Canucks vs Canadiens

Crédit : Martin Chevalier / JdeM

Stéphane Auger

L’importance de pouvoir «peser sur pause»

L’importance de pouvoir «peser sur pause»

Stéphane Auger

Publié 30 avril
Mis à jour 30 avril

Le départ de Jonathan Drouin pour des raisons personnelles a alimenté les conversations cette semaine. Plusieurs de mes collègues ont partagé leurs histoires.

Je ne connais pas les raisons du départ de l’attaquant des Canadiens, mais quand ça se met à mal aller, il est parfois difficile de s’en sortir.

Après l’écoute du témoignage de mon collègue Patrick Lalime, j’ai décidé de vous partager une période de ma carrière où j’aurais aimé prendre quelques semaines de vacances afin que les choses se replacent.

Au retour du lock-out en 2005, la LNH avait décidé de revoir les standards sur les fautes d’entraves, plus particulièrement l’accrochage. Après une année complète à ne pas avoir arbitré, nos références sur l’accrochage changeaient de façon importante.

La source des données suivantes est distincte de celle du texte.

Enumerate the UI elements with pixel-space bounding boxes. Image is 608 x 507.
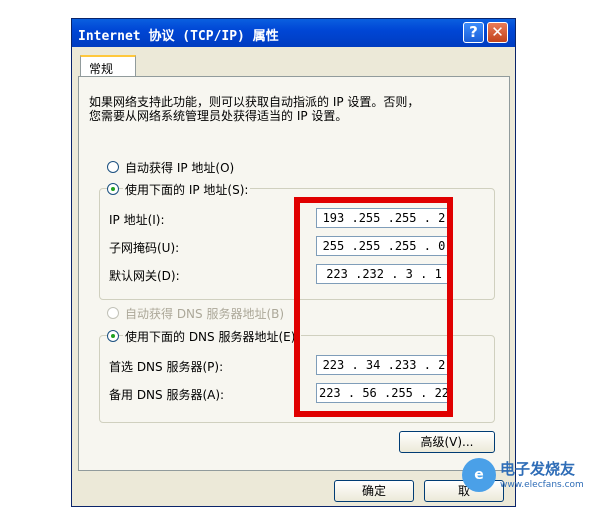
watermark: e 电子发烧友 www.elecfans.com: [462, 456, 608, 507]
watermark-url: www.elecfans.com: [500, 480, 584, 490]
ok-button[interactable]: 确定: [334, 480, 414, 502]
radio-selected-dot: [111, 187, 115, 191]
watermark-logo-icon: e: [462, 458, 496, 492]
manual-dns-label[interactable]: 使用下面的 DNS 服务器地址(E):: [123, 328, 302, 345]
window-title: Internet 协议 (TCP/IP) 属性: [78, 29, 279, 44]
auto-dns-radio: [107, 307, 119, 319]
tab-general[interactable]: 常规: [80, 55, 136, 77]
auto-dns-label: 自动获得 DNS 服务器地址(B): [125, 307, 285, 321]
ip-address-label: IP 地址(I):: [109, 213, 165, 227]
description-line-2: 您需要从网络系统管理员处获得适当的 IP 设置。: [89, 109, 348, 123]
default-gateway-label: 默认网关(D):: [109, 269, 180, 283]
manual-dns-radio[interactable]: [107, 330, 119, 342]
title-bar[interactable]: Internet 协议 (TCP/IP) 属性 ? ✕: [72, 19, 515, 47]
manual-ip-radio[interactable]: [107, 183, 119, 195]
highlight-box: [294, 197, 453, 417]
preferred-dns-label: 首选 DNS 服务器(P):: [109, 360, 224, 374]
advanced-button[interactable]: 高级(V)...: [399, 431, 495, 453]
help-button[interactable]: ?: [463, 22, 484, 43]
close-button[interactable]: ✕: [487, 22, 508, 43]
auto-ip-label[interactable]: 自动获得 IP 地址(O): [125, 159, 234, 176]
subnet-mask-label: 子网掩码(U):: [109, 241, 180, 255]
watermark-text: 电子发烧友: [500, 460, 576, 478]
auto-ip-radio[interactable]: [107, 161, 119, 173]
manual-ip-label[interactable]: 使用下面的 IP 地址(S):: [123, 181, 251, 198]
alternate-dns-label: 备用 DNS 服务器(A):: [109, 388, 225, 402]
radio-selected-dot: [111, 334, 115, 338]
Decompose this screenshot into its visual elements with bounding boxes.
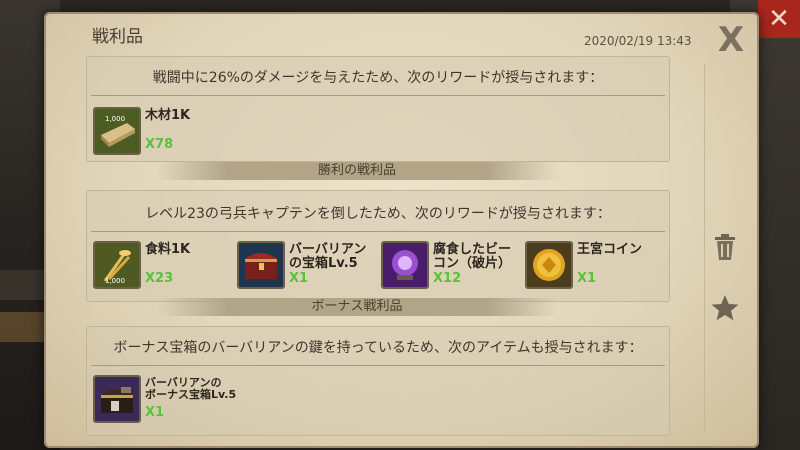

Ayant un standard un peu plus serré que certains de mes collègues, je pensais que ce changement n’impacterait pas trop ma «game». Malheureusement, j’ai pris l’application de la règle de façon intégrale et à la place de laisser les pénalités venir à moi, je voulais m’assurer de ne rien manquer, ce qui conduisait à quelques punitions marginales à chaque partie.

Je me souviens d’une pénalité en fin de partie contre Chris Gratton, des Panthers, au Centre Bell. Il n’avait jamais commis d’infraction. Une autre contre Mario Lemieux pour obstruction sur Martin Gélinas en prolongation. Lemieux s’était d’ailleurs dirigé vers moi à la sortie de la zamboni pour me partager son mécontentement.

Ce ne sont que deux situations, mais il y en a eu d’autres. J’avais perdu mes repères et en essayant d’en faire trop, j’aggravais ma situation. Je voulais tout simplement peser sur pause.

Crédit photo : Agence QMI

Mais comme arbitre, tu ne peux pas te cacher. Tu dois trouver une façon de t’en sortir. Ça m’a pris trois mois avant de m’en sortir. Il était déjà trop tard, ça m’avait coûté ma sélection pour les séries de fins de saison. J’avais perdu ma place et je n’ai jamais été en mesure de la reprendre.

Tu essaies de ne pas ramener ça à la maison, mais c’est plus facile à dire qu’à faire. Je n’étais pas toujours drôle pour ma famille.

La difficulté, cette saison, c’est que joueurs, officiels, entraîneurs n’ont aucune façon de ventiler. Sur la route, une soirée au cinéma, un souper au resto font un grand bien à la santé mentale. C’est une période difficile pour tous, en espérant que l’on s’en sorte rapidement.